Bodenpersonal gesucht
Zwischen Klassik und Pop

Annette Petrick, Kantorin

„Auf Dein Wort hin will ich die Netze auswerfen“ – dieser Vers stand am Tag meiner Aufnahmeprüfung zum Kirchenmusikstudium in Herford in meinem Andachtsbüchlein.

Er gab mir Mut, mein Bestes zu geben und gleichzeitig die Gelassenheit, dass ich oder auch die Prüfer letztlich meinen Lebensweg nur bedingt in der Hand haben. Manchmal spricht Gottes Wort eben auch heute noch in unser Leben. :-)

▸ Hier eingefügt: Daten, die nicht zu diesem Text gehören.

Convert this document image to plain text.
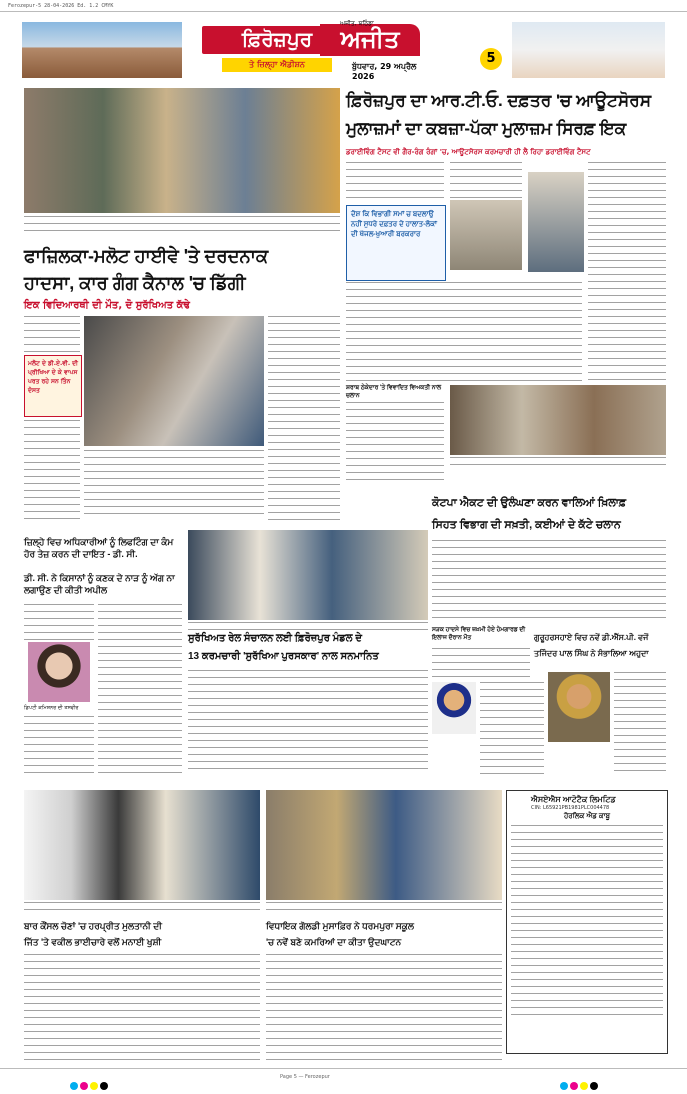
Ferozepur-5 28-04-2026 Ed. 1.2 CMYK
ਫ਼ਿਰੋਜ਼ਪੁਰ	ਅਜੀਤ
ਅਜੀਤ, ਬਠਿੰਡਾ
ਤੇ ਜ਼ਿਲ੍ਹਾ ਐਡੀਸ਼ਨ	ਬੁੱਧਵਾਰ, 29 ਅਪ੍ਰੈਲ 2026
5
ਫ਼ਿਰੋਜ਼ਪੁਰ ਦਾ ਆਰ.ਟੀ.ਓ. ਦਫ਼ਤਰ 'ਚ ਆਊਟਸੋਰਸ
ਮੁਲਾਜ਼ਮਾਂ ਦਾ ਕਬਜ਼ਾ-ਪੱਕਾ ਮੁਲਾਜ਼ਮ ਸਿਰਫ਼ ਇਕ
ਡਰਾਈਵਿੰਗ ਟੈਸਟ ਵੀ ਗੈਰ-ਰੰਗ ਰੰਗਾਂ 'ਚ, ਆਊਟਸੋਰਸ ਕਰਮਚਾਰੀ ਹੀ ਲੈ ਰਿਹਾ ਡਰਾਈਵਿੰਗ ਟੈਸਟ
ਦੋਸ਼ ਕਿ ਵਿਭਾਗੀ ਸਮਾਂ ਚ ਬਦਲਾਉ ਨਹੀਂ ਸੁਧਰੇ ਦਫ਼ਤਰ ਦੇ ਹਾਲਾਤ-ਲੋਕਾਂ ਦੀ ਖੱਜਲ-ਖੁਆਰੀ ਬਰਕਰਾਰ
ਫਾਜ਼ਿਲਕਾ-ਮਲੋਟ ਹਾਈਵੇ 'ਤੇ ਦਰਦਨਾਕ
ਹਾਦਸਾ, ਕਾਰ ਗੰਗ ਕੈਨਾਲ 'ਚ ਡਿੱਗੀ
ਇਕ ਵਿਦਿਆਰਥੀ ਦੀ ਮੌਤ, ਦੋ ਸੁਰੱਖਿਅਤ ਕੱਢੇ
ਮਲੋਟ ਦੇ ਡੀ.ਏ.ਵੀ. ਦੀ ਪ੍ਰੀਖਿਆ ਦੇ ਕੇ ਵਾਪਸ ਪਰਤ ਰਹੇ ਸਨ ਤਿੰਨ ਦੋਸਤ	ਸ਼ਰਾਬ ਠੇਕੇਦਾਰ 'ਤੇ ਵਿਵਾਦਿਤ ਵਿਅਕਤੀ ਨਾਲ ਚਲਾਨ
ਕੋਟਪਾ ਐਕਟ ਦੀ ਉਲੰਘਣਾ ਕਰਨ ਵਾਲਿਆਂ ਖ਼ਿਲਾਫ਼
ਸਿਹਤ ਵਿਭਾਗ ਦੀ ਸਖ਼ਤੀ, ਕਈਆਂ ਦੇ ਕੱਟੇ ਚਲਾਨ
ਜ਼ਿਲ੍ਹੇ ਵਿਚ ਅਧਿਕਾਰੀਆਂ ਨੂੰ ਲਿਫਟਿੰਗ ਦਾ ਕੰਮ ਹੋਰ ਤੇਜ਼ ਕਰਨ ਦੀ ਦਾਇਤ - ਡੀ. ਸੀ.
ਡੀ. ਸੀ. ਨੇ ਕਿਸਾਨਾਂ ਨੂੰ ਕਣਕ ਦੇ ਨਾੜ ਨੂੰ ਅੱਗ ਨਾ ਲਗਾਉਣ ਦੀ ਕੀਤੀ ਅਪੀਲ
ਡਿਪਟੀ ਕਮਿਸ਼ਨਰ ਦੀ ਤਸਵੀਰ
ਸੁਰੱਖਿਅਤ ਰੇਲ ਸੰਚਾਲਨ ਲਈ ਫ਼ਿਰੋਜ਼ਪੁਰ ਮੰਡਲ ਦੇ
13 ਕਰਮਚਾਰੀ 'ਸੁਰੱਖਿਆ ਪੁਰਸਕਾਰ' ਨਾਲ ਸਨਮਾਨਿਤ
ਸੜਕ ਹਾਦਸੇ ਵਿਚ ਜ਼ਖ਼ਮੀ ਹੋਏ ਹੋਮਗਾਰਡ ਦੀ ਇਲਾਜ ਦੌਰਾਨ ਮੌਤ	ਗੁਰੂਹਰਸਹਾਏ ਵਿਚ ਨਵੇਂ ਡੀ.ਐੱਸ.ਪੀ. ਵਜੋਂ
ਤਜਿੰਦਰ ਪਾਲ ਸਿੰਘ ਨੇ ਸੰਭਾਲਿਆ ਅਹੁਦਾ
ਐਸਏਐਸ ਆਟੋਟੈਕ ਲਿਮਟਿਡ
CIN: L65921PB1981PLC004478
ਹੋਰਲਿਕ ਐਡ ਕਾਬੂ
ਬਾਰ ਕੌਂਸਲ ਚੋਣਾਂ 'ਚ ਹਰਪ੍ਰੀਤ ਮੁਲਤਾਨੀ ਦੀ
ਜਿੱਤ 'ਤੇ ਵਕੀਲ ਭਾਈਚਾਰੇ ਵਲੋਂ ਮਨਾਈ ਖੁਸ਼ੀ
ਵਿਧਾਇਕ ਗੋਲਡੀ ਮੁਸਾਫ਼ਿਰ ਨੇ ਧਰਮਪੁਰਾ ਸਕੂਲ
'ਚ ਨਵੇਂ ਬਣੇ ਕਮਰਿਆਂ ਦਾ ਕੀਤਾ ਉਦਘਾਟਨ
Page 5 — Ferozepur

Bei meiner Arbeit in Steinhagen erlebe ich das immer wieder. Für mich ist es ein großes Privileg, mit Menschen Musik machen zu können, die ihnen gut tut, sie tröstet, ihre Freude ausdrückt, gute Laune macht, ihre Not formuliert. Kirchenmusik hat einfach eine Tiefe durch ihre Inhalte und den Text-Ton-Bezug, die ihresgleichen sucht. Dabei ist es absolut zweitrangig, ob es sich um einen guten Gospel handelt oder eine Bach-Motette. Verschiedene Leute – unterschiedliche Musik!

Kirchenmusik ist Ausdruck des Glaubens und berührt deshalb Menschen. Und zwar auf eine Art und Weise, wie Texte allein es nicht vermögen. Deshalb schätze ich die gute Zusammenarbeit mit den Pastorinnen und Pastoren sehr, da wir gemeinsam aus dem Vollen schöpfen können.

Kirchenmusik ist Ausdruck des Glaubens und berührt deshalb Menschen. Und zwar auf eine Art und Weise, wie Texte allein es nicht vermögen.

Meine Arbeit als Kantorin reicht vom großen Chor- und Orchesterkonzert über das Singen mit den Kindern der Kita, Gottesdienstplanungen, ein Gespräch über die Musik bei einer Goldhochzeit bis zur Abrechnung der letzten Kinderchorfreizeit.

Die Menschen in meinen Gruppen, ob groß oder klein, kommen freiwillig und in ihrer Freizeit. Deshalb möchte ich, dass sie sich wohl fühlen, merken, dass sie für die Arbeit wichtig sind und etwas aus der Chorprobe mitnehmen können. Da ist die Atmosphäre entscheidend und die Fähigkeit, in einer Probe die Balance zwischen konzentrierter Arbeit und Zeit für Humor zu halten. Grundlage dafür ist aus meiner Sicht eine eigenständige musikalische Persönlichkeit und ein gewisses Maß an Menschenkenntnis. Als Ausgleich zu den manchmal auch anstrengenden Begegnungen dient dann das eigene Üben allein am Instrument.